Josephine Yi is originally from Hamilton, New Jersey, but now makes her home in Austin, Texas. She’s a fourth year English and Elementary Education double major and this is her first year with AGBS. In her own words, she tells us she connects with art.
My connection to art in the time of COVID-19 has, fortunately, been sustained by the online world that abounds with creative inspiration all over. Now more than ever, I have been turning to virtual content, even regularly checking ABGS’s Instagram posts, to fill an emptiness that was once sated by the weekly shifts as a gallery attendant. Although physically being in the gallery space for my job feels like a different, more visceral, experience entirely — the ability to take in scale and details of art which are never adequately captured through a screen, not to mention having each shift accompanied by the music from the In Their Own Form playlist — my work-from-home duties have, in a way, made my interactions with the exhibition more intimate.
Now that my gallery tasks involve writing essay content for the Art Galleries at Black Studies newsletter and other future creative initiatives, I regularly conduct in-depth research into the artists and artworks themselves. Reflecting each week on a new prompt invites me to closely analyze an aspect of our exhibition. With all of the background knowledge I have acquired about our artists and their artworks on display, my understanding and appreciation for them, and the exhibition as a whole, has grown. Because being a gallery attendant means answering questions that guests have about the art, this work-from-home gallery attendant experience is worthwhile preparation for when (hopefully soon) it is time to resume my regular operations at the front desk.

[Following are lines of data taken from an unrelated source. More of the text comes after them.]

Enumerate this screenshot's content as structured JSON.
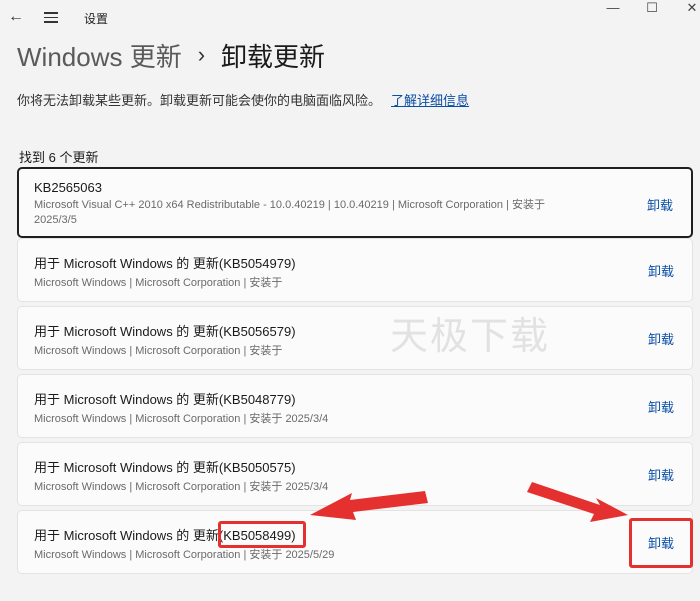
{
  "titlebar": {
    "back_glyph": "←",
    "title": "设置",
    "min_glyph": "—",
    "max_glyph": "☐",
    "close_glyph": "✕"
  },
  "header": {
    "breadcrumb_root": "Windows 更新",
    "separator": "›",
    "current": "卸载更新"
  },
  "description": {
    "text": "你将无法卸载某些更新。卸载更新可能会使你的电脑面临风险。",
    "link": "了解详细信息"
  },
  "count_text": "找到 6 个更新",
  "updates": [
    {
      "title": "KB2565063",
      "meta": "Microsoft Visual C++ 2010  x64 Redistributable - 10.0.40219   |   10.0.40219   |   Microsoft Corporation   |   安装于 2025/3/5",
      "action": "卸载"
    },
    {
      "title": "用于 Microsoft Windows 的 更新(KB5054979)",
      "meta": "Microsoft Windows   |   Microsoft Corporation   |   安装于",
      "action": "卸载"
    },
    {
      "title": "用于 Microsoft Windows 的 更新(KB5056579)",
      "meta": "Microsoft Windows   |   Microsoft Corporation   |   安装于",
      "action": "卸载"
    },
    {
      "title": "用于 Microsoft Windows 的 更新(KB5048779)",
      "meta": "Microsoft Windows   |   Microsoft Corporation   |   安装于 2025/3/4",
      "action": "卸载"
    },
    {
      "title": "用于 Microsoft Windows 的 更新(KB5050575)",
      "meta": "Microsoft Windows   |   Microsoft Corporation   |   安装于 2025/3/4",
      "action": "卸载"
    },
    {
      "title": "用于 Microsoft Windows 的 更新(KB5058499)",
      "meta": "Microsoft Windows   |   Microsoft Corporation   |   安装于 2025/5/29",
      "action": "卸载"
    }
  ],
  "watermark": "天极下载",
  "colors": {
    "accent": "#0a4ea6",
    "annotation": "#e53030"
  }
}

Perhaps what can't be replaced from home, is the closeness and connection I feel from the interactions I have with our patrons--the art scholars and professors, traveling art-appreciators from across the country, and even the curious students who unintentionally happen upon the space.

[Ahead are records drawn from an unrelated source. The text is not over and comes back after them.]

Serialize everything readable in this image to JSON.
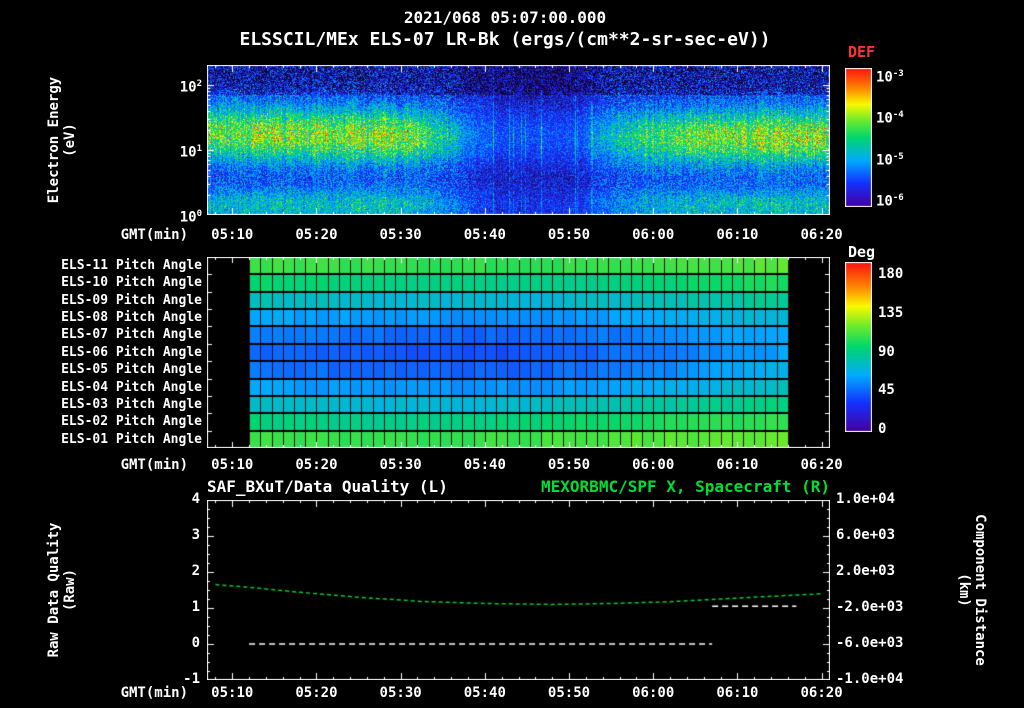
{
  "header": {
    "date_line": "2021/068 05:07:00.000",
    "title": "ELSSCIL/MEx ELS-07 LR-Bk (ergs/(cm**2-sr-sec-eV))"
  },
  "time_axis": {
    "label": "GMT(min)",
    "start": "05:07",
    "end": "06:21",
    "tick_labels": [
      "05:10",
      "05:20",
      "05:30",
      "05:40",
      "05:50",
      "06:00",
      "06:10",
      "06:20"
    ]
  },
  "colors": {
    "background": "#000000",
    "text": "#ffffff",
    "accent_green": "#00dd33",
    "accent_red": "#ff3333",
    "pitch_grid": "#3f0e0e"
  },
  "chart_data": [
    {
      "type": "heatmap",
      "name": "electron-energy-spectrogram",
      "ylabel_lines": [
        "Electron Energy",
        "(eV)"
      ],
      "yscale": "log",
      "ylim_ev": [
        1,
        200
      ],
      "yticks": [
        {
          "exp": 0
        },
        {
          "exp": 1
        },
        {
          "exp": 2
        }
      ],
      "xlabel": "GMT(min)",
      "colorbar": {
        "label": "DEF",
        "units": "ergs/(cm**2-sr-sec-eV)",
        "scale": "log",
        "ticks": [
          {
            "exp": -3
          },
          {
            "exp": -4
          },
          {
            "exp": -5
          },
          {
            "exp": -6
          }
        ]
      },
      "features": {
        "summary": "Enhanced electron flux band ~5-40 eV; flux dropout ~05:38-05:52; strong flux after 06:05",
        "band_center_log_ev": 1.2,
        "band_sigma_log": 0.3,
        "low_band_center_log_ev": 0.15,
        "dropout": {
          "start": "05:38",
          "end": "05:52"
        },
        "envelope": [
          [
            0,
            1.0
          ],
          [
            0.26,
            1.0
          ],
          [
            0.31,
            1.1
          ],
          [
            0.36,
            0.8
          ],
          [
            0.42,
            0.35
          ],
          [
            0.47,
            0.18
          ],
          [
            0.6,
            0.2
          ],
          [
            0.65,
            0.55
          ],
          [
            0.72,
            0.85
          ],
          [
            0.8,
            1.0
          ],
          [
            1,
            1.05
          ]
        ],
        "seed": 1337
      }
    },
    {
      "type": "heatmap",
      "name": "pitch-angle-panel",
      "data_start": "05:12",
      "data_end": "06:16",
      "grid_columns": 48,
      "seed": 77,
      "colorbar": {
        "label": "Deg",
        "min": 0,
        "max": 180,
        "ticks": [
          180,
          135,
          90,
          45,
          0
        ]
      },
      "rows": [
        {
          "label": "ELS-11 Pitch Angle",
          "values": [
            103,
            100,
            99,
            102,
            108
          ]
        },
        {
          "label": "ELS-10 Pitch Angle",
          "values": [
            90,
            86,
            84,
            88,
            95
          ]
        },
        {
          "label": "ELS-09 Pitch Angle",
          "values": [
            75,
            70,
            68,
            74,
            82
          ]
        },
        {
          "label": "ELS-08 Pitch Angle",
          "values": [
            60,
            55,
            52,
            60,
            70
          ]
        },
        {
          "label": "ELS-07 Pitch Angle",
          "values": [
            50,
            45,
            42,
            50,
            62
          ]
        },
        {
          "label": "ELS-06 Pitch Angle",
          "values": [
            44,
            40,
            38,
            47,
            58
          ]
        },
        {
          "label": "ELS-05 Pitch Angle",
          "values": [
            47,
            43,
            42,
            51,
            63
          ]
        },
        {
          "label": "ELS-04 Pitch Angle",
          "values": [
            58,
            54,
            54,
            62,
            72
          ]
        },
        {
          "label": "ELS-03 Pitch Angle",
          "values": [
            72,
            68,
            70,
            78,
            86
          ]
        },
        {
          "label": "ELS-02 Pitch Angle",
          "values": [
            88,
            84,
            87,
            94,
            100
          ]
        },
        {
          "label": "ELS-01 Pitch Angle",
          "values": [
            102,
            99,
            102,
            107,
            112
          ]
        }
      ]
    },
    {
      "type": "line",
      "name": "quality-distance-panel",
      "title_left": {
        "text": "SAF_BXuT/Data Quality (L)",
        "color": "#ffffff"
      },
      "title_right": {
        "text": "MEXORBMC/SPF X, Spacecraft (R)",
        "color": "#00dd33"
      },
      "left_axis": {
        "label_lines": [
          "Raw Data Quality",
          "(Raw)"
        ],
        "lim": [
          -1,
          4
        ],
        "ticks": [
          4,
          3,
          2,
          1,
          0,
          -1
        ]
      },
      "right_axis": {
        "label_lines": [
          "Component Distance",
          "(km)"
        ],
        "lim": [
          -10000,
          10000
        ],
        "ticks": [
          "1.0e+04",
          "6.0e+03",
          "2.0e+03",
          "-2.0e+03",
          "-6.0e+03",
          "-1.0e+04"
        ]
      },
      "series": [
        {
          "name": "MEXORBMC/SPF X Spacecraft distance",
          "axis": "right",
          "color": "#00cc33",
          "dash": [
            4,
            3
          ],
          "points": [
            [
              "05:08",
              600
            ],
            [
              "05:12",
              300
            ],
            [
              "05:18",
              -250
            ],
            [
              "05:25",
              -800
            ],
            [
              "05:32",
              -1250
            ],
            [
              "05:40",
              -1500
            ],
            [
              "05:48",
              -1600
            ],
            [
              "05:55",
              -1500
            ],
            [
              "06:02",
              -1300
            ],
            [
              "06:08",
              -1000
            ],
            [
              "06:14",
              -700
            ],
            [
              "06:20",
              -420
            ]
          ]
        },
        {
          "name": "SAF_BXuT Data Quality",
          "axis": "left",
          "color": "#ffffff",
          "dash": [
            6,
            4
          ],
          "segments": [
            {
              "value": 0,
              "start": "05:12",
              "end": "06:07"
            },
            {
              "value": 1.05,
              "start": "06:07",
              "end": "06:17"
            }
          ]
        }
      ]
    }
  ]
}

One of the essay topics I wrote on was about artist Ayana V. Jackson. To me, her piece “Moments of Sweet Reprieve,” currently on display in our gallery, is without a doubt the most entrancing. Knowing what I now know about Jackson’s artistic intentions and practices, I am most eager to reunite with this piece.
Perhaps what can’t be replaced from home, is the closeness and connection I feel from the interactions I have with our patrons — the art scholars and professors, traveling art-appreciators from across the country, and even the curious students who unintentionally happen upon the space. I miss listening in on the tours led through the gallery too. I continue to be shocked and impressed by how thoughtful and radically unique each lens our guests bring to the gallery space is. As much as I have learned from the internet, I will always think of the thoughts and ideas expressed by our visitors as giving me the most invaluable insight into our exhibitions.